The data of the 2019 elections in Belgium, as the counts were being registered, were Open Data. Anyone was (and still is now) able to create their own view of the candidates per election, their preference votes, the parties and their votes...

Two weeks before the elections, we got confirmation we would receive the same data the media companies would receive about the election results. We had to think and act quickly. What can we set up in what amount of time?

We decided to host a hackathon, or an electathon, how we decided to call it. Thanks to the people of BeCentral, where Open Knowledge Belgium has its office, we quickly could reserve a meeting room on Saturday before the elections. We set up a page at elections.openknowledge.be and we invited our network. About 10 people showed up, with one common goal: we will build something that, if the data would not have been open, you would never be able to have such an overview. Quickly, 3 main ideas came to exist:

  1. A one vote one dot map, showing a dot in a color per vote in a canton. We did not prioritize this idea however: it was not straightforward to get a map of the boundaries of all cantons, and the demo code we were working with only worked for static data. It would technically become a challenge to visualize this as more votes came in, although we will keep this idea in mind for the next election. (idea by Leenke)
  2. A deeplink to the personal achievements of one candidate. The page would be the ultimate vanity metric for politicians.
  3. A 3D print of a vase that grows bigger when new results come in. The vase gets skewed in the direction of the winning party. We would then try to sell the vase for €30.000, which is the amount the media companies have to pay for the data if the open data was not there.
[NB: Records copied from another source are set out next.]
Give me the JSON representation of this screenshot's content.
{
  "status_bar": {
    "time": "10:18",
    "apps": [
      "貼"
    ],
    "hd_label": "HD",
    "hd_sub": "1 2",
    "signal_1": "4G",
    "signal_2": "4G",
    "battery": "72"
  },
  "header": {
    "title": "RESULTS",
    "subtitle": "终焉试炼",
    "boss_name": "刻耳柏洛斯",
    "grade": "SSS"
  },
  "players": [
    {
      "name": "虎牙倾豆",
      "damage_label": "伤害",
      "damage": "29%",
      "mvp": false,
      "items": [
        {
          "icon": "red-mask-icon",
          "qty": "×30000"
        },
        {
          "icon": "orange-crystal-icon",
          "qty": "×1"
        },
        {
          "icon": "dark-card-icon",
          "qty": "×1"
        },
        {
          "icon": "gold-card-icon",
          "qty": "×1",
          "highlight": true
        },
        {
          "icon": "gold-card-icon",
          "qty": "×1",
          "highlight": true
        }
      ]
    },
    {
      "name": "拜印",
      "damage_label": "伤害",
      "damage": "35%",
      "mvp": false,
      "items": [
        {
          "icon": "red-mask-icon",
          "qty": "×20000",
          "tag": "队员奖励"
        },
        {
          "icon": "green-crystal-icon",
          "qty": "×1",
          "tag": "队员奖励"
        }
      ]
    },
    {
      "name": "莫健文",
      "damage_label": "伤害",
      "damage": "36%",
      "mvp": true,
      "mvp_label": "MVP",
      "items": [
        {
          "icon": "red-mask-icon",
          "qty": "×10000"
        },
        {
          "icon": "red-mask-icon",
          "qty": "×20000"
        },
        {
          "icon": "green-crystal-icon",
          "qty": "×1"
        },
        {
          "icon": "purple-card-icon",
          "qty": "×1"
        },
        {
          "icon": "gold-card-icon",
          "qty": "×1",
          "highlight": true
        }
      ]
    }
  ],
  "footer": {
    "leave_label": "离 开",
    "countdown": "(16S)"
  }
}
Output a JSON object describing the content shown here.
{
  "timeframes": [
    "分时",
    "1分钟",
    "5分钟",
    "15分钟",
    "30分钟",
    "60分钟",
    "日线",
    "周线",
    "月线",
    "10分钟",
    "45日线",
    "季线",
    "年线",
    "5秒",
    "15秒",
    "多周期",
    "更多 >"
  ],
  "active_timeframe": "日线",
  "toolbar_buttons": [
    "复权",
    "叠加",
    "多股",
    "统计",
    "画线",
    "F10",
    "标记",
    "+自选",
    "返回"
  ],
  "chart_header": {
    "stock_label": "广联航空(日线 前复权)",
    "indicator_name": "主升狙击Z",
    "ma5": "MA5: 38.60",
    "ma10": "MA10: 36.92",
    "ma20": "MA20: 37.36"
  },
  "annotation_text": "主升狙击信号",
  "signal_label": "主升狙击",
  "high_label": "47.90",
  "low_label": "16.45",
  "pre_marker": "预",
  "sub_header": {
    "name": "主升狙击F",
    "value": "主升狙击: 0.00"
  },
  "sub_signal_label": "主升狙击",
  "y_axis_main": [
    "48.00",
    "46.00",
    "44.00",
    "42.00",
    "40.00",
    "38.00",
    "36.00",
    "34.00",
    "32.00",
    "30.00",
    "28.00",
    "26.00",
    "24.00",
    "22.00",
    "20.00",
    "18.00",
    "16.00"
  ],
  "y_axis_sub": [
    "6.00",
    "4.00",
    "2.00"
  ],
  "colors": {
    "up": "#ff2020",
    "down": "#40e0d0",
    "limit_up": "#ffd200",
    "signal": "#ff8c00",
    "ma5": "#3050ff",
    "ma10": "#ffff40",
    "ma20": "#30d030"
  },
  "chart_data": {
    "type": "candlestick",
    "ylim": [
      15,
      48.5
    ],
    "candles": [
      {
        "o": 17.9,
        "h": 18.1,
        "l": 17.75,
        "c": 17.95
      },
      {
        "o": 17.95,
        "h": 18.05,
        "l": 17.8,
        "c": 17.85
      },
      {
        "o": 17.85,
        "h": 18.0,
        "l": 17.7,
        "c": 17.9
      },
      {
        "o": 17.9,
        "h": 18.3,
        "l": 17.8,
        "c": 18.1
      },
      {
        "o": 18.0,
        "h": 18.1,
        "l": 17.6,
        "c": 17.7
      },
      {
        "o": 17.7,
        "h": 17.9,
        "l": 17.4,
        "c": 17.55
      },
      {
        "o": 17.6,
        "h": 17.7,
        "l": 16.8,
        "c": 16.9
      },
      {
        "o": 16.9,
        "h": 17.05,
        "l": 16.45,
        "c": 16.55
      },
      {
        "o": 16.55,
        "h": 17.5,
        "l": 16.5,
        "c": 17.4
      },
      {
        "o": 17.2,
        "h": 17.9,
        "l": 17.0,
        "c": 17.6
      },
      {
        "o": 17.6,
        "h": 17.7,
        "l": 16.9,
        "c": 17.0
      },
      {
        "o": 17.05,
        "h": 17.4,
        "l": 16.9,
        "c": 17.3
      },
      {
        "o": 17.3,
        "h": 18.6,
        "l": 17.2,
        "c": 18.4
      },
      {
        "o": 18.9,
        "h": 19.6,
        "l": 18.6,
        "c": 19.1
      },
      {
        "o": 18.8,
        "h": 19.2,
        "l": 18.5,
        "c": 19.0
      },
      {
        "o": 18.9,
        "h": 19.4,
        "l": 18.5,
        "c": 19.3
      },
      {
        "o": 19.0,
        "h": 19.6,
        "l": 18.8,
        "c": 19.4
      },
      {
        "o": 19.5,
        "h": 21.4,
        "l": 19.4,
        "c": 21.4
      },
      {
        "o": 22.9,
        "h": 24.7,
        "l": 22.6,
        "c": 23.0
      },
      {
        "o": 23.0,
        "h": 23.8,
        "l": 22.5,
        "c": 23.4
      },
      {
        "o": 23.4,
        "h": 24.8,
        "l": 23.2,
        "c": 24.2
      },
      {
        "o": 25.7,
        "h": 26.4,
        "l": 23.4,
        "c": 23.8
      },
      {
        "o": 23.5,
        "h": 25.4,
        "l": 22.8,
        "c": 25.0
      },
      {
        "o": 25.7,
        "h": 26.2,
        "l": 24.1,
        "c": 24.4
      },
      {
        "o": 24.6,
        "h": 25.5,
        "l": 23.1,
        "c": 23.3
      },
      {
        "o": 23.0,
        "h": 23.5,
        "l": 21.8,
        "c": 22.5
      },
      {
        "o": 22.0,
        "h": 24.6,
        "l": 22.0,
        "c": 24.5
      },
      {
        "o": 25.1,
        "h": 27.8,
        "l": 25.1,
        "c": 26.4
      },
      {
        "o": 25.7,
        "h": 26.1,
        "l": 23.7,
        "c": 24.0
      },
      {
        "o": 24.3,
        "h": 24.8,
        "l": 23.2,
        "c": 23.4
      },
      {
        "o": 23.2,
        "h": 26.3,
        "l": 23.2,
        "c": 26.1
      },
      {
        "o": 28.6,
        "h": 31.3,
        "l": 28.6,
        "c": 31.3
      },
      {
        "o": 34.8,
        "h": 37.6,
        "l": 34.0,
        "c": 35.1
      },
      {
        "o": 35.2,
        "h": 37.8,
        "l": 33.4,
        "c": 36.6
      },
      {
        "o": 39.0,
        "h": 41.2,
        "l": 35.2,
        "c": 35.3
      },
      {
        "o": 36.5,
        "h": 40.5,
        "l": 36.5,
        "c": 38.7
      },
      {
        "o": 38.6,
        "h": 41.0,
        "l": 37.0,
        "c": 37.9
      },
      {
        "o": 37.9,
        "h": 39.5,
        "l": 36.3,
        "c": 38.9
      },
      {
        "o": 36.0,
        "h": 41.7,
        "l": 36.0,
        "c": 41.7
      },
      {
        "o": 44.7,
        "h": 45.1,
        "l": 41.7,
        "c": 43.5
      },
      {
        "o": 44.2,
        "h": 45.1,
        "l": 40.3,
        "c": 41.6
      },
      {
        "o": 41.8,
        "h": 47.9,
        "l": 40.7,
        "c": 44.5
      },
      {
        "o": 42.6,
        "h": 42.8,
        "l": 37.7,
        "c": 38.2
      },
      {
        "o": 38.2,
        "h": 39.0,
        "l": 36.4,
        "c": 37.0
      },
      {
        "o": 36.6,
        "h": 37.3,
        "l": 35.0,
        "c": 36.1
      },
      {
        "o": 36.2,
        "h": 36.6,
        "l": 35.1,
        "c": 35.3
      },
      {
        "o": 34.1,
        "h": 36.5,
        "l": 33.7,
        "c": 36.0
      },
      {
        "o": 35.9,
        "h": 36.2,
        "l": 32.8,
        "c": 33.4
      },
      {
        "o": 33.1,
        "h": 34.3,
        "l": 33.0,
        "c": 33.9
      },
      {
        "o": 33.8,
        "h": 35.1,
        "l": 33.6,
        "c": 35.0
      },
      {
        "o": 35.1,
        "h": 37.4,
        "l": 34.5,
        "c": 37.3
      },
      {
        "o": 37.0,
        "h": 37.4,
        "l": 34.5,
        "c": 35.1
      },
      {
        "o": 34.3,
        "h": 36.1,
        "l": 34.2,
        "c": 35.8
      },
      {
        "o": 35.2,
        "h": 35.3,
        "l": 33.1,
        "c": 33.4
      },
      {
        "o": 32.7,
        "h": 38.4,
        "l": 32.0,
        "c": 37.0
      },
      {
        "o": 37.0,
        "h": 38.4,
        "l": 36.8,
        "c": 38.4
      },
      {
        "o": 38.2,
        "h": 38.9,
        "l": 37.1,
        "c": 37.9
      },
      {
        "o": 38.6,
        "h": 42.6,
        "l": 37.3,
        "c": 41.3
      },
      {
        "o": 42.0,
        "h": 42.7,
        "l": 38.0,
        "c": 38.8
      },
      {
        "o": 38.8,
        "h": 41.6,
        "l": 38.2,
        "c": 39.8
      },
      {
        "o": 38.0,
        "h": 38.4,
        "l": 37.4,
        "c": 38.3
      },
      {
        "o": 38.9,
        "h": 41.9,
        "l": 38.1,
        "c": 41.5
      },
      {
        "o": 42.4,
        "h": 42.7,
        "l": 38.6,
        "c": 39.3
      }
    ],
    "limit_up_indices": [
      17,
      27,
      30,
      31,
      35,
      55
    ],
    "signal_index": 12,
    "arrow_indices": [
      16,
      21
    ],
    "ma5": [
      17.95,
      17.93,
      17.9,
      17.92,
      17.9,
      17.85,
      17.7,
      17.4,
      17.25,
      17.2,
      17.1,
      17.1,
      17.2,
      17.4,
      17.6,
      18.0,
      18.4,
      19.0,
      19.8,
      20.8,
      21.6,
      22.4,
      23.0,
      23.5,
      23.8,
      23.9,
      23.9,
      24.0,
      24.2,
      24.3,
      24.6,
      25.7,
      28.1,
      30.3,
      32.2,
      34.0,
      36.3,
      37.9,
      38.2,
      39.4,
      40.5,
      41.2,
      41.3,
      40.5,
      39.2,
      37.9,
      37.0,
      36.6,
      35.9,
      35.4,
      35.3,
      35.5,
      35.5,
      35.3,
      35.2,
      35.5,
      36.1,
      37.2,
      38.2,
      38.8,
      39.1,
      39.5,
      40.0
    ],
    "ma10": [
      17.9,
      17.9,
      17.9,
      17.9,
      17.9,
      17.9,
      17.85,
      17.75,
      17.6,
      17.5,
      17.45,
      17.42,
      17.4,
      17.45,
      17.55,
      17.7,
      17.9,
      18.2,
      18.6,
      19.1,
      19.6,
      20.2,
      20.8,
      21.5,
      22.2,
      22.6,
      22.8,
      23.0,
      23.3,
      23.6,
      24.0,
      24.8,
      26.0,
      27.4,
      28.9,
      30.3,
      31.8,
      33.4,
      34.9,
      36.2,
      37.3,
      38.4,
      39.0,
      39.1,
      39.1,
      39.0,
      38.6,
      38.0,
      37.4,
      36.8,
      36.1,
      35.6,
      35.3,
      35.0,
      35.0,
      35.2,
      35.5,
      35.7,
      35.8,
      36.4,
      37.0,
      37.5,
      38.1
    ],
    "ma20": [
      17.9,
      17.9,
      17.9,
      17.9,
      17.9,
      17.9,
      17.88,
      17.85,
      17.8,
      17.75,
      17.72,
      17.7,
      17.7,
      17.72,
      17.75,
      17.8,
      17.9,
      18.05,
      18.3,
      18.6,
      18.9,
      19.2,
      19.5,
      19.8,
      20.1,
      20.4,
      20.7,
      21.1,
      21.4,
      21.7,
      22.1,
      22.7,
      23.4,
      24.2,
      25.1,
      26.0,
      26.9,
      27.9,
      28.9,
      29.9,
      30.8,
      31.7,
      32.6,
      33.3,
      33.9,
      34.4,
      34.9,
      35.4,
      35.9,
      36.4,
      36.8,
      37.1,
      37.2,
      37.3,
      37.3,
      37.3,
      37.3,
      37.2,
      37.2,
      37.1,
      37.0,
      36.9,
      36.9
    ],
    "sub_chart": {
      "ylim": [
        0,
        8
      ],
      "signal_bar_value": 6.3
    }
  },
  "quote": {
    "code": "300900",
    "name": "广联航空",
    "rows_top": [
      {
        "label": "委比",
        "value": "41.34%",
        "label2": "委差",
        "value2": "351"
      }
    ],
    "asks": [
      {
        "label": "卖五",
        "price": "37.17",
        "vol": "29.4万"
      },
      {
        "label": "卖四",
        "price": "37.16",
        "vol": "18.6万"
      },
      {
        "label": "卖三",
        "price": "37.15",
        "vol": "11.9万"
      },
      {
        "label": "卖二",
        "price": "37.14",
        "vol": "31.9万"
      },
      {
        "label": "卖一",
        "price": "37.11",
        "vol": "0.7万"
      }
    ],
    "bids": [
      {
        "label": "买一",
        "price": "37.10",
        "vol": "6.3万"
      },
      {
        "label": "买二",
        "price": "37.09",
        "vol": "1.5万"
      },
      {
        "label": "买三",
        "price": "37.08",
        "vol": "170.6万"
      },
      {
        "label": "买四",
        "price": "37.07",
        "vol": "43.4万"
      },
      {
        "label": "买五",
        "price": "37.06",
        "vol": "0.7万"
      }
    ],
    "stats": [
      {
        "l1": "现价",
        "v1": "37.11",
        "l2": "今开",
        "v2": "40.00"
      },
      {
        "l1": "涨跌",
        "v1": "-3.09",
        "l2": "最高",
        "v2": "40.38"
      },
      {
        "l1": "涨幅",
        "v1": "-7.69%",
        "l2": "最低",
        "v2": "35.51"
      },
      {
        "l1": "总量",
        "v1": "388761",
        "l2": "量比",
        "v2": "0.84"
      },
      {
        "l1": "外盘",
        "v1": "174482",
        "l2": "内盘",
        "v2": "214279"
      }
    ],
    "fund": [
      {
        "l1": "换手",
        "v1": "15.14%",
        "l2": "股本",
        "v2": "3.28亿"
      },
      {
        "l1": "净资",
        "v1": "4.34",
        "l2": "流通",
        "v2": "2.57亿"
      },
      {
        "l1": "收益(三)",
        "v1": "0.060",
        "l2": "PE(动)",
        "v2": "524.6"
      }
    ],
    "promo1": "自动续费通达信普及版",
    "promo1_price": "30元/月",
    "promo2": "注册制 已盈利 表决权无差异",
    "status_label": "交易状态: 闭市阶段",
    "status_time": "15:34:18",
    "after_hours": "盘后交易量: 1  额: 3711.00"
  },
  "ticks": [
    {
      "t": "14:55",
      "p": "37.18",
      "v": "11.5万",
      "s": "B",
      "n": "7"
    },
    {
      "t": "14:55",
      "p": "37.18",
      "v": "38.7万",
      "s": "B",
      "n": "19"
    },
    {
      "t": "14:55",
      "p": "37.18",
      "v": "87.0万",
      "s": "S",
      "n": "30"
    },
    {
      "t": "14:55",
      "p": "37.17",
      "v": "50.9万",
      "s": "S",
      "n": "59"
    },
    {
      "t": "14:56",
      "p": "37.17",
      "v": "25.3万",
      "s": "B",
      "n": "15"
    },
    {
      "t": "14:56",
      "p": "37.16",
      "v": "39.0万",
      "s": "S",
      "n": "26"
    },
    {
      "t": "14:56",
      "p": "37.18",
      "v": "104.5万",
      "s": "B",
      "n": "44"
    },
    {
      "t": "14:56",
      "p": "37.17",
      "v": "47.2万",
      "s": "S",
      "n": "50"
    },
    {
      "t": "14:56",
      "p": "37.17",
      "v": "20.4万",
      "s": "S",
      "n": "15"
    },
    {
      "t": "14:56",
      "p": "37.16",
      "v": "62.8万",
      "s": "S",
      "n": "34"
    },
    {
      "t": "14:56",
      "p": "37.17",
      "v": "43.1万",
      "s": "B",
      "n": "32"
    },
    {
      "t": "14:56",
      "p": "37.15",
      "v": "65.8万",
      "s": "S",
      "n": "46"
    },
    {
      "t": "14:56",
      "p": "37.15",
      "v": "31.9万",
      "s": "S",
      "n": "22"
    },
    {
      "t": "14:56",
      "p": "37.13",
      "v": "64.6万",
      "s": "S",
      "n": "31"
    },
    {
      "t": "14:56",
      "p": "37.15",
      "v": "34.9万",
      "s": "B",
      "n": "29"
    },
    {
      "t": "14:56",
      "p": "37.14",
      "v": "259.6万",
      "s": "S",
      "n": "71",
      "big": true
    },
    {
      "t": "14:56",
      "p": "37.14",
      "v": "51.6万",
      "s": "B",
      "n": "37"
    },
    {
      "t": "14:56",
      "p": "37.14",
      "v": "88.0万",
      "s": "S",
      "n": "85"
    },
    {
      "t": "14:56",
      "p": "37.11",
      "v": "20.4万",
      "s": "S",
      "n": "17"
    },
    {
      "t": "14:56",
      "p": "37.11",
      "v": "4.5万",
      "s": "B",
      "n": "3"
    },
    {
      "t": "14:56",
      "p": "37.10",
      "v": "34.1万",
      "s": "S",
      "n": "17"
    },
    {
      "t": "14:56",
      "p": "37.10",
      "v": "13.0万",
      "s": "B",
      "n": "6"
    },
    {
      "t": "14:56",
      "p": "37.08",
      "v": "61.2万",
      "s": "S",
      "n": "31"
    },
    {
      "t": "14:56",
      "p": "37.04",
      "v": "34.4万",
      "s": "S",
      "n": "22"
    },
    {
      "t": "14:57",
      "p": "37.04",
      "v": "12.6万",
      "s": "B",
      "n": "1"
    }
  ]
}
We decided to focus on the second idea and create an overview of the votes per candidate. Jonathan created a best-effort API based on these files. The API is publicly available without API keys, and has Cross Origin Resource Headers installed. We also made sure the responses are compressed and the right caching headers were in place. Everyone was now able to start coding upon this. As an example, I coded up a quick codepen displaying the list of candidates per election. This was quickly picked up on Twitter by Thib, who created a nice overview of who you can vote for, and the seat distribution in real-time.

Michiel is Open Knowledge’s knows all can do everything digital handyman. He decided to implement the wireframes made by Leenke using React. The app was ready just in time for the elections, although we had plenty of more ideas to go into the page. See for example the personal result page of former minister of the Digital Agenda Alexander De Croo.

With more than 8000 unique visitors on Sunday of this webpage, we feel extremely proud that we have been able to pull this off. Next elections we will go for more and better data, and more and better visualizations. Playing with the data has given us a great insight in how Belgian elections actually work. We had 6 elections with a total of 6927 candidates (I just checked with Michiel and he knew this number by heart by now).

For me as a Linked Open Data researcher, it became again painfully clear that we need better data management across silos in the government. We stumbled upon a dead end when trying to find geo boundaries for Belgian voting cantons: that should have been a basic dataset. We tried to find the logos of the parties on Wikidata. However, not all parties had a wikidata page, and if they had one, not always was their image up to date. Luckily you can edit wikidata yourself, but for this hackathon we quickly decided to make a file containing all logos and parties. The I files in the election streams should become base registries, always available and not only available for the elections. They should be available as Linked Open Data, so that all the identifiers for e.g., candidates, parties, lists, … could be shared among different datasets. The R files could equally as well use the same domain model as the UK elections with the Election Ontology available at https://ukparliament.github.io/ontologies/election/election-ontology.html. So many ideas to build a much more integrated data publishing strategy at the federal government. Let’s hope there will be a minister of the digital agenda soon: we have plenty of things to tell!